Once hooked, slowly reel the squid in before scooping it out with a net, taking care to keep its tail directed away from you. Though small they are capable of squirting ink quite a distance, which is always funny to see…assuming it’s not headed in your direction.
Heading out towards Dunsborough are countless other beaches and coves protected from winter’s wrath and it’s simply a matter of picking one to your liking.
Meelup, Castle Rock and Bunker Bay are spectacular spots with ample opportunities to cast a line, sit back and take in the view while waiting for a strike.
Again, whiting, herring and skippy are the predominate species during winter.
Heading down the coast the winter swell comes into play, making beach fishing a bit tricky. Those in the know will strike when the ocean is flat, or make use of two other jetties, one in Gracetown and another at Gnarabup.
Gnarabup also is a great place to target herring, which are prolific in numbers this time of year.
While not as good eating as whiting, herring are a great fish to catch for all ages. They put up a good fight and can easily be found schooling around clumps of seaweed.
There is quite a knack for catching herring but a lot of it has to do with the rig you use. To save time, pre made rigs, specific for herring, can be bought at most petrol stations or tackle stores in the region, but most anglers tend towards using a float and a long shanked hook partially covered with a small piece of red straw.
Soft plastic or spinning lures that mimic baitfish are another alternative. Either way, simply cast out beyond where you think the school is and retrieves at a medium to fast pace then back off for a few seconds before repeating.

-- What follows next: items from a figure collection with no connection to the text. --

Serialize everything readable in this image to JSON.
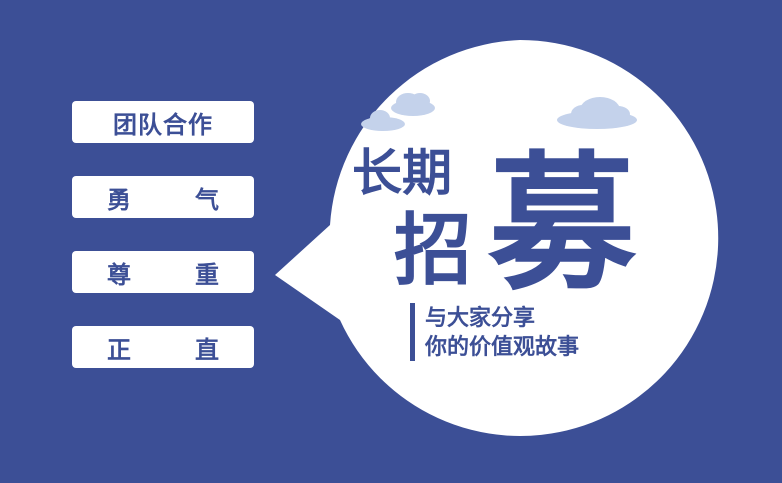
{
  "colors": {
    "background": "#3c4f96",
    "bubble": "#ffffff",
    "cloud": "#c4d2eb",
    "text": "#3c4f96"
  },
  "values": [
    "团队合作",
    "勇 气",
    "尊 重",
    "正 直"
  ],
  "values_split": [
    [
      "团队合作"
    ],
    [
      "勇",
      "气"
    ],
    [
      "尊",
      "重"
    ],
    [
      "正",
      "直"
    ]
  ],
  "headline": {
    "part1": "长期",
    "part2": "招",
    "part3": "募"
  },
  "tagline": {
    "line1": "与大家分享",
    "line2": "你的价值观故事"
  },
  "icons": [
    "cloud-icon",
    "cloud-icon"
  ]
}
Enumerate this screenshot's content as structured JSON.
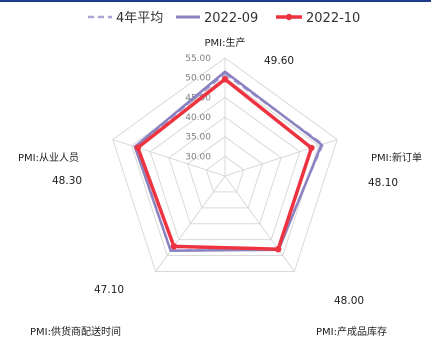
{
  "chart_data": {
    "type": "radar",
    "title": "",
    "axes": [
      "PMI:生产",
      "PMI:新订单",
      "PMI:产成品库存",
      "PMI:供货商配送时间",
      "PMI:从业人员"
    ],
    "rlim": [
      25,
      55
    ],
    "ticks": [
      30,
      35,
      40,
      45,
      50,
      55
    ],
    "tick_labels": [
      "30.00",
      "35.00",
      "40.00",
      "45.00",
      "50.00",
      "55.00"
    ],
    "grid": true,
    "legend": "top",
    "series": [
      {
        "name": "4年平均",
        "values": [
          50.9,
          51.2,
          47.7,
          48.4,
          48.9
        ],
        "color": "#a9a3d6",
        "style": "dashed"
      },
      {
        "name": "2022-09",
        "values": [
          51.5,
          50.8,
          48.2,
          48.5,
          49.1
        ],
        "color": "#8a82c0",
        "style": "solid"
      },
      {
        "name": "2022-10",
        "values": [
          49.6,
          48.1,
          48.0,
          47.1,
          48.3
        ],
        "color": "#ee3340",
        "style": "solid-marker"
      }
    ],
    "data_labels": [
      "49.60",
      "48.10",
      "48.00",
      "47.10",
      "48.30"
    ]
  }
}
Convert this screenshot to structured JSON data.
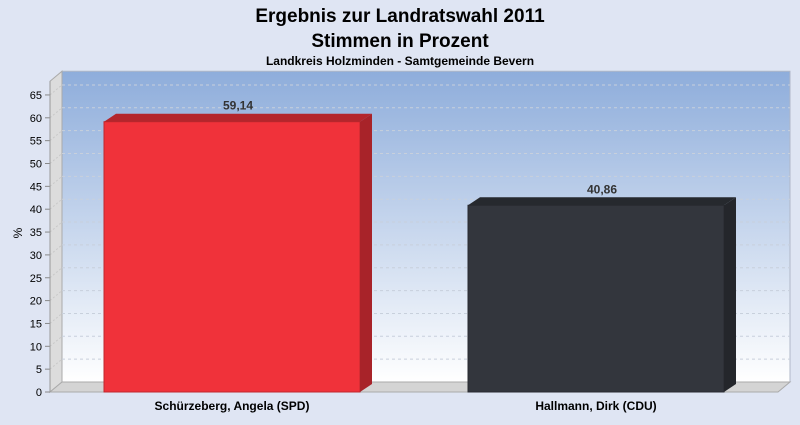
{
  "chart_data": {
    "type": "bar",
    "title": "Ergebnis zur Landratswahl 2011",
    "subtitle_line2": "Stimmen in Prozent",
    "subtitle": "Landkreis Holzminden - Samtgemeinde Bevern",
    "xlabel": "",
    "ylabel": "%",
    "ylim": [
      0,
      68
    ],
    "yticks": [
      0,
      5,
      10,
      15,
      20,
      25,
      30,
      35,
      40,
      45,
      50,
      55,
      60,
      65
    ],
    "grid": true,
    "categories": [
      "Schürzeberg, Angela (SPD)",
      "Hallmann, Dirk (CDU)"
    ],
    "values": [
      59.14,
      40.86
    ],
    "value_labels": [
      "59,14",
      "40,86"
    ],
    "colors": [
      "#f0323a",
      "#33363d"
    ]
  }
}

But for winter, it’s hard pressed to beat Augusta as the ideal fishing location. The easiest spot to get a good feed is along the Blackwood River as it opens up to the Southern Ocean.
The grassy banks offer up another perfect location to cast a line, sit back and soak it all in. Closer to the ocean are an abundance of herring and beautiful plump whiting (King George and Yellowfin), while further up the river good sized black bream can be caught.
The trick to catching whiting is, oddly enough, good bait. Tend towards locally bought squid, sand or blood worms or river prawns threaded onto a long shank hook.
Most anglers favour a light rod and line with a fairly small sinker to get the bait to the bottom. From there, it’s a matter of waiting for that wonderful feeling of a fish nibbling at the end of the line, giving it a few seconds and giving a measured jerk before bringing the fish to shore.
Most local anglers have a trick or two up their sleeves and are more than happy to share some of them (there’s plenty more of tricks up those sleeves).
Always remember to check your size and bag limits, all information can be found at www.ilovefishing.com.au.